6. Freedom from ignorance.
7. Freedom from apathy (the anomie described by Durkheim).
8. Freedom from boredom (the colorless tedium of daily life, Baudelairean ennui).
9. Freedom from imposed necessity.
10. Freedom without borders (liberté sans frontières).

The only limits that can be reasonably placed on freedom are in fact not limits at all: they only limit the false and shallow sense of freedom that has been sold to us under our present society.  Quite obviously, one person’s freedom cannot be had at the expense of another person’s freedom.  One cannot impinge upon the rights of others, and thus the civic freedom granted to every member of society does not grant anyone the license to kill, rape, exploit, or otherwise delimit the freedom of a fellow human being.  As Kant put it, “The definition of freedom would thus be as follows: freedom is the ability to act in ways in which one does no wrong to anyone else in so acting.”

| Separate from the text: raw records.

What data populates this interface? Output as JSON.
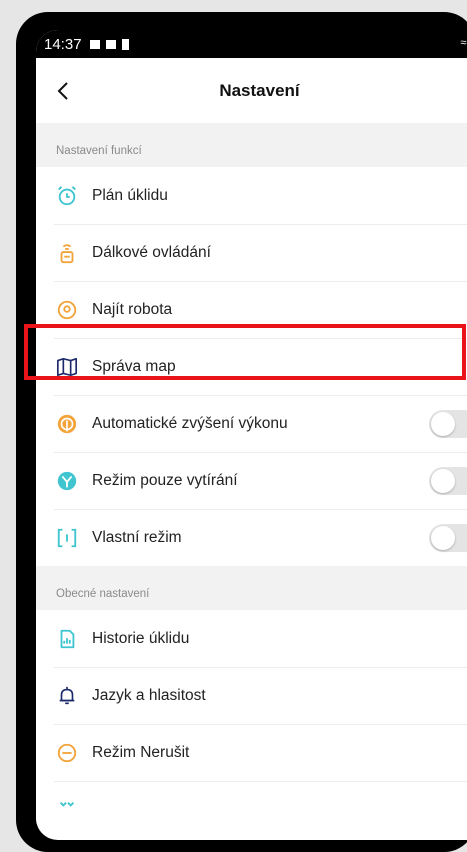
{
  "status_bar": {
    "time": "14:37"
  },
  "header": {
    "title": "Nastavení"
  },
  "sections": {
    "functions": {
      "title": "Nastavení funkcí",
      "items": [
        {
          "label": "Plán úklidu",
          "icon": "alarm-clock-icon",
          "control": "chevron"
        },
        {
          "label": "Dálkové ovládání",
          "icon": "remote-control-icon",
          "control": "chevron"
        },
        {
          "label": "Najít robota",
          "icon": "location-pin-icon",
          "control": "chevron"
        },
        {
          "label": "Správa map",
          "icon": "map-icon",
          "control": "chevron"
        },
        {
          "label": "Automatické zvýšení výkonu",
          "icon": "power-boost-icon",
          "control": "toggle",
          "on": false
        },
        {
          "label": "Režim pouze vytírání",
          "icon": "mop-icon",
          "control": "toggle",
          "on": false
        },
        {
          "label": "Vlastní režim",
          "icon": "custom-mode-icon",
          "control": "toggle",
          "on": false
        }
      ]
    },
    "general": {
      "title": "Obecné nastavení",
      "items": [
        {
          "label": "Historie úklidu",
          "icon": "history-chart-icon",
          "control": "chevron"
        },
        {
          "label": "Jazyk a hlasitost",
          "icon": "bell-icon",
          "control": "chevron"
        },
        {
          "label": "Režim Nerušit",
          "icon": "do-not-disturb-icon",
          "control": "chevron"
        }
      ]
    }
  },
  "chevron_glyph": ">",
  "colors": {
    "teal": "#3ec5d0",
    "orange": "#f2a33a",
    "navy": "#1c2a6b",
    "highlight": "#e8141a"
  }
}
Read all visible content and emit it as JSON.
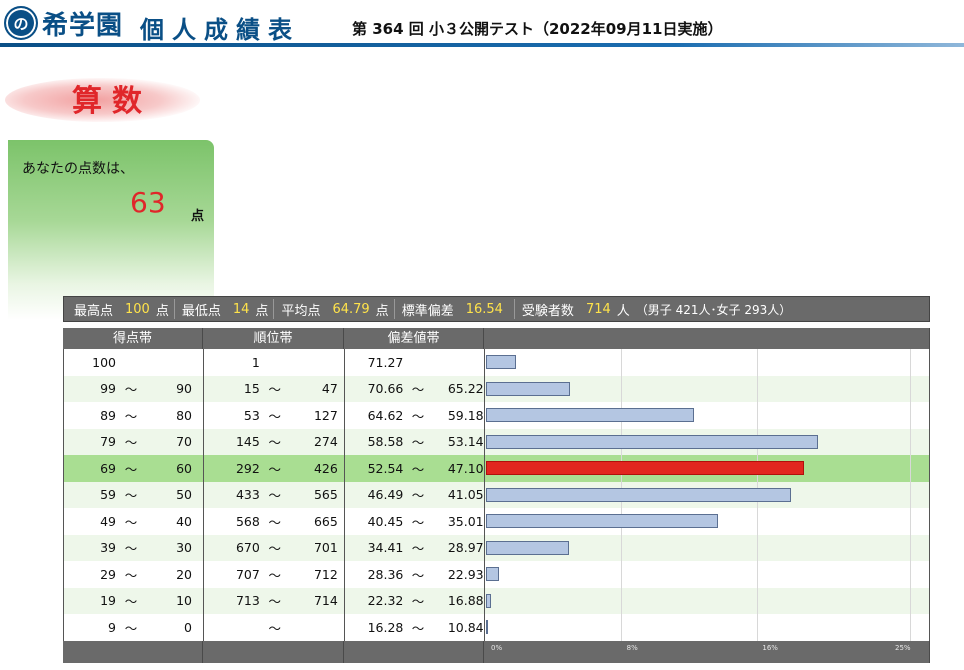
{
  "header": {
    "logo_mark": "の",
    "logo_name": "希学園",
    "report_title": "個人成績表",
    "exam_title": "第 364 回 小３公開テスト（2022年09月11日実施）"
  },
  "subject": "算数",
  "score": {
    "lead": "あなたの点数は、",
    "value": "63",
    "unit": "点"
  },
  "stats": {
    "max_label": "最高点",
    "max_value": "100",
    "max_unit": "点",
    "min_label": "最低点",
    "min_value": "14",
    "min_unit": "点",
    "avg_label": "平均点",
    "avg_value": "64.79",
    "avg_unit": "点",
    "sd_label": "標準偏差",
    "sd_value": "16.54",
    "count_label": "受験者数",
    "count_value": "714",
    "count_unit": "人",
    "gender_note": "（男子 421人･女子 293人）"
  },
  "table": {
    "headers": [
      "得点帯",
      "順位帯",
      "偏差値帯",
      ""
    ],
    "ticks": [
      "0%",
      "8%",
      "16%",
      "25%"
    ],
    "tilde": "～",
    "rows": [
      {
        "score_from": "100",
        "score_to": "",
        "rank_from": "1",
        "rank_to": "",
        "dev_from": "71.27",
        "dev_to": "",
        "pct": 1.8,
        "me": false,
        "single": true
      },
      {
        "score_from": "99",
        "score_to": "90",
        "rank_from": "15",
        "rank_to": "47",
        "dev_from": "70.66",
        "dev_to": "65.22",
        "pct": 5.0,
        "me": false
      },
      {
        "score_from": "89",
        "score_to": "80",
        "rank_from": "53",
        "rank_to": "127",
        "dev_from": "64.62",
        "dev_to": "59.18",
        "pct": 12.3,
        "me": false
      },
      {
        "score_from": "79",
        "score_to": "70",
        "rank_from": "145",
        "rank_to": "274",
        "dev_from": "58.58",
        "dev_to": "53.14",
        "pct": 19.6,
        "me": false
      },
      {
        "score_from": "69",
        "score_to": "60",
        "rank_from": "292",
        "rank_to": "426",
        "dev_from": "52.54",
        "dev_to": "47.10",
        "pct": 18.8,
        "me": true
      },
      {
        "score_from": "59",
        "score_to": "50",
        "rank_from": "433",
        "rank_to": "565",
        "dev_from": "46.49",
        "dev_to": "41.05",
        "pct": 18.0,
        "me": false
      },
      {
        "score_from": "49",
        "score_to": "40",
        "rank_from": "568",
        "rank_to": "665",
        "dev_from": "40.45",
        "dev_to": "35.01",
        "pct": 13.7,
        "me": false
      },
      {
        "score_from": "39",
        "score_to": "30",
        "rank_from": "670",
        "rank_to": "701",
        "dev_from": "34.41",
        "dev_to": "28.97",
        "pct": 4.9,
        "me": false
      },
      {
        "score_from": "29",
        "score_to": "20",
        "rank_from": "707",
        "rank_to": "712",
        "dev_from": "28.36",
        "dev_to": "22.93",
        "pct": 0.8,
        "me": false
      },
      {
        "score_from": "19",
        "score_to": "10",
        "rank_from": "713",
        "rank_to": "714",
        "dev_from": "22.32",
        "dev_to": "16.88",
        "pct": 0.3,
        "me": false
      },
      {
        "score_from": "9",
        "score_to": "0",
        "rank_from": "",
        "rank_to": "",
        "dev_from": "16.28",
        "dev_to": "10.84",
        "pct": 0.1,
        "me": false,
        "rank_tilde_only": true
      }
    ]
  },
  "chart_data": {
    "type": "bar",
    "orientation": "horizontal",
    "categories": [
      "100",
      "99～90",
      "89～80",
      "79～70",
      "69～60",
      "59～50",
      "49～40",
      "39～30",
      "29～20",
      "19～10",
      "9～0"
    ],
    "values": [
      1.8,
      5.0,
      12.3,
      19.6,
      18.8,
      18.0,
      13.7,
      4.9,
      0.8,
      0.3,
      0.1
    ],
    "xlim": [
      0,
      25
    ],
    "tick_labels": [
      "0%",
      "8%",
      "16%",
      "25%"
    ],
    "highlight_category": "69～60"
  },
  "colors": {
    "brand": "#0a4f86",
    "accent": "#e0262a",
    "bar": "#b4c6e2",
    "bar_highlight": "#e2261f",
    "row_highlight": "#a9de92",
    "stat_value": "#ffe34a"
  }
}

Moreover, the freedom to live as one wants in the present cannot be at exercised at the expense of the freedom to live as one wants in the future.  This, we maintain, is the rational essence of the fashionable notion of “sustainability.”  Of course, this should not imply its converse, its abstract negation: living for tomorrow at the expense of living today.  Living freely should not be conceived as requiring some sort of new asceticism, the austerity measures of eco-scarcity.  Rather, this should challenge us to find ways of cultivating inexhaustible abundance.  Perhaps it is not just some happy accident of etymology that the old Aristotelian notion of εύδαιμονία (eudaimonia), traditionally translated as “the good life,” should at the same time signify an unparalleled “flourishing.”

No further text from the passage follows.